Many sources cite Japan as the first on record to recycle paper as far back as 1031.

Recycling efforts can also be seen predating the industrial era, including the re-use of metals in Europe. This came about mostly because of necessity, where materials were often spare and garbage removal didn’t exist.

An Australian paper mill used recycled rags and turned them into paper in 1815, with paper recycling by homes and businesses emerging in the 1920’s.

In Britain, the powdery remnants from fires were formed into a composite used for making bricks. Furthermore, the British Waste Paper Association was opened in 1921, which promoted reutilizing cast-off paper.

In the 1970’s, awareness of environmental and energy waste spiked, and the first Earth Day was born.
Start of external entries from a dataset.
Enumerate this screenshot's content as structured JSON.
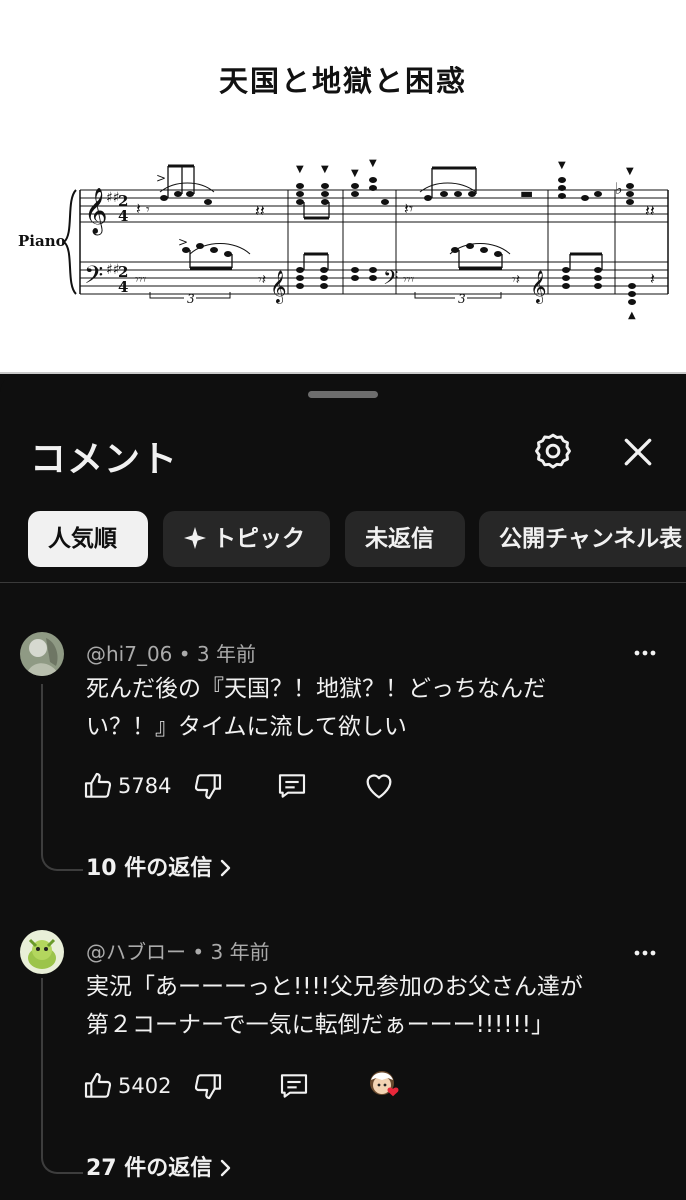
{
  "video": {
    "score_title": "天国と地獄と困惑",
    "instrument_label": "Piano",
    "tuplet_label": "3"
  },
  "comments_sheet": {
    "title": "コメント",
    "chips": [
      {
        "label": "人気順",
        "active": true
      },
      {
        "label": "トピック",
        "icon": "sparkle-icon",
        "active": false
      },
      {
        "label": "未返信",
        "active": false
      },
      {
        "label": "公開チャンネル表",
        "active": false
      }
    ],
    "comments": [
      {
        "author": "@hi7_06",
        "age": "3 年前",
        "text_lines": [
          "死んだ後の『天国？！地獄？！どっちなんだ",
          "い？！』タイムに流して欲しい"
        ],
        "likes": "5784",
        "replies": "10 件の返信",
        "creator_heart": false
      },
      {
        "author": "@ハブロー",
        "age": "3 年前",
        "text_lines": [
          "実況「あーーーっと!!!!父兄参加のお父さん達が",
          "第２コーナーで一気に転倒だぁーーー!!!!!!」"
        ],
        "likes": "5402",
        "replies": "27 件の返信",
        "creator_heart": true
      }
    ]
  },
  "colors": {
    "background": "#0f0f0f",
    "chip_bg": "#272727",
    "chip_active_bg": "#f1f1f1",
    "text_primary": "#f1f1f1",
    "text_secondary": "#aaaaaa",
    "heart_red": "#e8273a"
  }
}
As energy expenses in the U.S. began to upsurge, the notion that waste needed to be dealt with differently became less of a passive thought. Berkeley, California was active in the promotion of the need for re-use in the U.S., instating newspaper recycling in 1973. Increased ecological concern prompted recycling efforts and led the prohibition of polystyrene in 1989, which was a major component in a food wrapper used by a popular restaurant giant. This voraciously provoked the chemical companies that produced it to think of a different way to reuse plastic.

Households worldwide recycle more than ever now, and awareness and improvements are continuing. For instance, according to statistics, Australia saw an amazing 825% rise in material wide recycling from 1996 through 1997. Also, during the years 2002 and 2003, 88% of all Australian households recycled paper and cardboard items.

The United Kingdom has seen an increase in recycling as well. From 2000 to 2001 only 2.8 million tons of wastes were recycled, compared to 8 million from 2006 to 2007, with a total of 30.9% of individual homes recycling during this time.

The U.S. is a top producer in making waste and using mass amounts of plastics, aluminum and steel, just to name a few. Data shows around a 100% growth in U.S. recycling in the past 10 years, with 53.4% of paper materials being reprocessed.

Reviewing the history and advancement of recycling is interesting, and though the endeavors are impressive in many areas, more effort is in demand. Managing natural resources and continuing to recycle already made materials is imperative. Recycling has come a long way, however, and hopefully it will continue to travel down the road to progress.